Spearman correlations between the data sources for documents retrieved by all three citation databases and included in Mendeley—all years and in 2013 only.

^aCorrelation is significant at the 0.01 level (two-tailed).

We see that all the correlations are significant and medium high to high between Scopus, WoS, and ACM, and medium strength between Mendeley and the other databases. This finding is supported by previous studies (e.g., Haustein et al., 2014; Zahedi et al., 2014). All the correlations increased when the citation/read window is longer. For Mendeley a possible explanation is that readers come early and citations come later (see also Thelwall and Sud, 2016) and for the other databases, the reason might be that it takes time for the databases to stabilize.

Discussion and Conclusion

As stated in the introduction we expected the ACM Digital Library to have the best coverage, however this assumption was shown to be wrong, as Scopus had the highest number of publications, citations and average number of citations per paper. This is different from the finding for business administration, where the subject specific database had the best coverage (Clermont and Dyckhoff, 2012) based on journal titles.

The major goal of this paper was to highlight the importance of coverage for comprehensive data retrieval. Coverage is one of the parameters in information retrieval evaluation (Cleverdon, 1968), and it has major implications in research assessment as well. WoS and Scopus are selective databases and this is the reason for the varied coverage. However, the small overlap between the databases is worrying. When considering overlap based on journal titles (Gavel and Iselid, 2008; Mongeon and Paul-Hus, 2016), both papers report 45–50% overlap between WoS and Scopus, in this case study out of the 6,814 unique items retrieved by WoS or Scopus, only 2,319 appear in both databases (34%) (see Figure 1). Of course, it is not possible to generalize based on the results of a single query, but this issue should be further studied.

Coverage also has a direct impact on citations as well. The fairest comparison is the average number of citations per paper. Here the picture is less clear, when considering proceedings papers (a major document type in computer science), the highest average citations per proceedings paper is by ACM (1.87), closely followed by Scopus (1.72) and WoS lags far behind (0.46). On the other hand, for journal articles, Scopus is highest (3.19), followed by WoS (2.56) and ACM is third with 1.88 average citations per journal article (see Table 3).
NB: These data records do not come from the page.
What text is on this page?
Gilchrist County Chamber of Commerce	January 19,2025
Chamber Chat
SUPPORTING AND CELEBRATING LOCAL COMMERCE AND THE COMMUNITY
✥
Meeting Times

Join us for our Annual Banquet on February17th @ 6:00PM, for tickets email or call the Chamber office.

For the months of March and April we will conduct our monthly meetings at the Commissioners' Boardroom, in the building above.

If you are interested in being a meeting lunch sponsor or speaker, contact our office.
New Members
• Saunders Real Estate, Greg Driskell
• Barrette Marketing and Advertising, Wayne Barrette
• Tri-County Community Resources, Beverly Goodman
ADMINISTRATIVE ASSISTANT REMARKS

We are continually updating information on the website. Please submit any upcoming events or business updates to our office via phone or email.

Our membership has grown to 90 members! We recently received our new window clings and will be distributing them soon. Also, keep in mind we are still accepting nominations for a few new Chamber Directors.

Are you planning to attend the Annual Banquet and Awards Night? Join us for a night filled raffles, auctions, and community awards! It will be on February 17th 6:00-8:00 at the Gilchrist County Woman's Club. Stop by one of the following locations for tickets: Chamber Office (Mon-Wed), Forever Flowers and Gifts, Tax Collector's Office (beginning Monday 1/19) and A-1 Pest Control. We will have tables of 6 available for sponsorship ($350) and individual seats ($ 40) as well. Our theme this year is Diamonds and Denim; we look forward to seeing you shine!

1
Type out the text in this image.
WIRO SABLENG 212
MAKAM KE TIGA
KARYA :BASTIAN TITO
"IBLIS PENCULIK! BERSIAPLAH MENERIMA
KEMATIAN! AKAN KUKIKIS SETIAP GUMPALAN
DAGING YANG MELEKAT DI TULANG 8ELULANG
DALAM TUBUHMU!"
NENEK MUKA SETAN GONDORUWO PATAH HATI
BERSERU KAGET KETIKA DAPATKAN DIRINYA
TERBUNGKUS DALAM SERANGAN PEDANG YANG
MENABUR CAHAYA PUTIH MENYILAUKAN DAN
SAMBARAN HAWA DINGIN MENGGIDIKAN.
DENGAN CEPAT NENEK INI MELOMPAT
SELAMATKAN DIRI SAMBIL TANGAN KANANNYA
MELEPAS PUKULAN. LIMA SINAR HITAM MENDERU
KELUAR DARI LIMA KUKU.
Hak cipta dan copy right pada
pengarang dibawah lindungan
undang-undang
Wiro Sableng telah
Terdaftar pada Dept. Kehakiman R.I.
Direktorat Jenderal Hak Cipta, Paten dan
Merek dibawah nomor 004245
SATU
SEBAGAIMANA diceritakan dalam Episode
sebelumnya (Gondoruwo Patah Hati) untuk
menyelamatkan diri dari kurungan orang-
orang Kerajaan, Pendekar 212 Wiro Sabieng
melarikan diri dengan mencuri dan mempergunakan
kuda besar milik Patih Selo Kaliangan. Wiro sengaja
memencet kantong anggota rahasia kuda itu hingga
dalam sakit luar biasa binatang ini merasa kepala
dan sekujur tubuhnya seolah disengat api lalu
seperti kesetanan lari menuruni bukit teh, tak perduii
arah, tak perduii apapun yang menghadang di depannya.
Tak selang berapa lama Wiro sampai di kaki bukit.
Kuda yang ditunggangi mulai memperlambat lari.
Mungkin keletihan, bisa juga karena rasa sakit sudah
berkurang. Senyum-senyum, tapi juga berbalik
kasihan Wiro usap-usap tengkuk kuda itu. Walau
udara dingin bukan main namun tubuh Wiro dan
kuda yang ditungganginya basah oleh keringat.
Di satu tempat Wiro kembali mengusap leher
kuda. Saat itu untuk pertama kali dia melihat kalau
We also studied Mendeley reader counts for the set of 977 items covered by all three citation databases. We see that the number of readers is considerably higher than the number of citations received, both for the whole dataset (3 times higher than the average number of citation by Scopus), and for papers published in 2013 (twice as high), allowing citations to catch up with reader counts. It should also be noted that even items not cited by ACM, Scopus and WoS have readers on Mendeley. When comparing citation counts from the three databases per paper, the highest correlation is between Scopus and WoS, around 0.9 both for all years and for 2013 only. The reader citation correlations are around 0.5, in line with previous studies (e.g., Haustein et al., 2014; Zahedi et al., 2014).

The results emphasize the need for searching in multiple databases in order to increase recall as recommended by previous studies (e.g., Ramos-Remus et al., 1994; Meho and Yang, 2007; De Groote et al., 2012).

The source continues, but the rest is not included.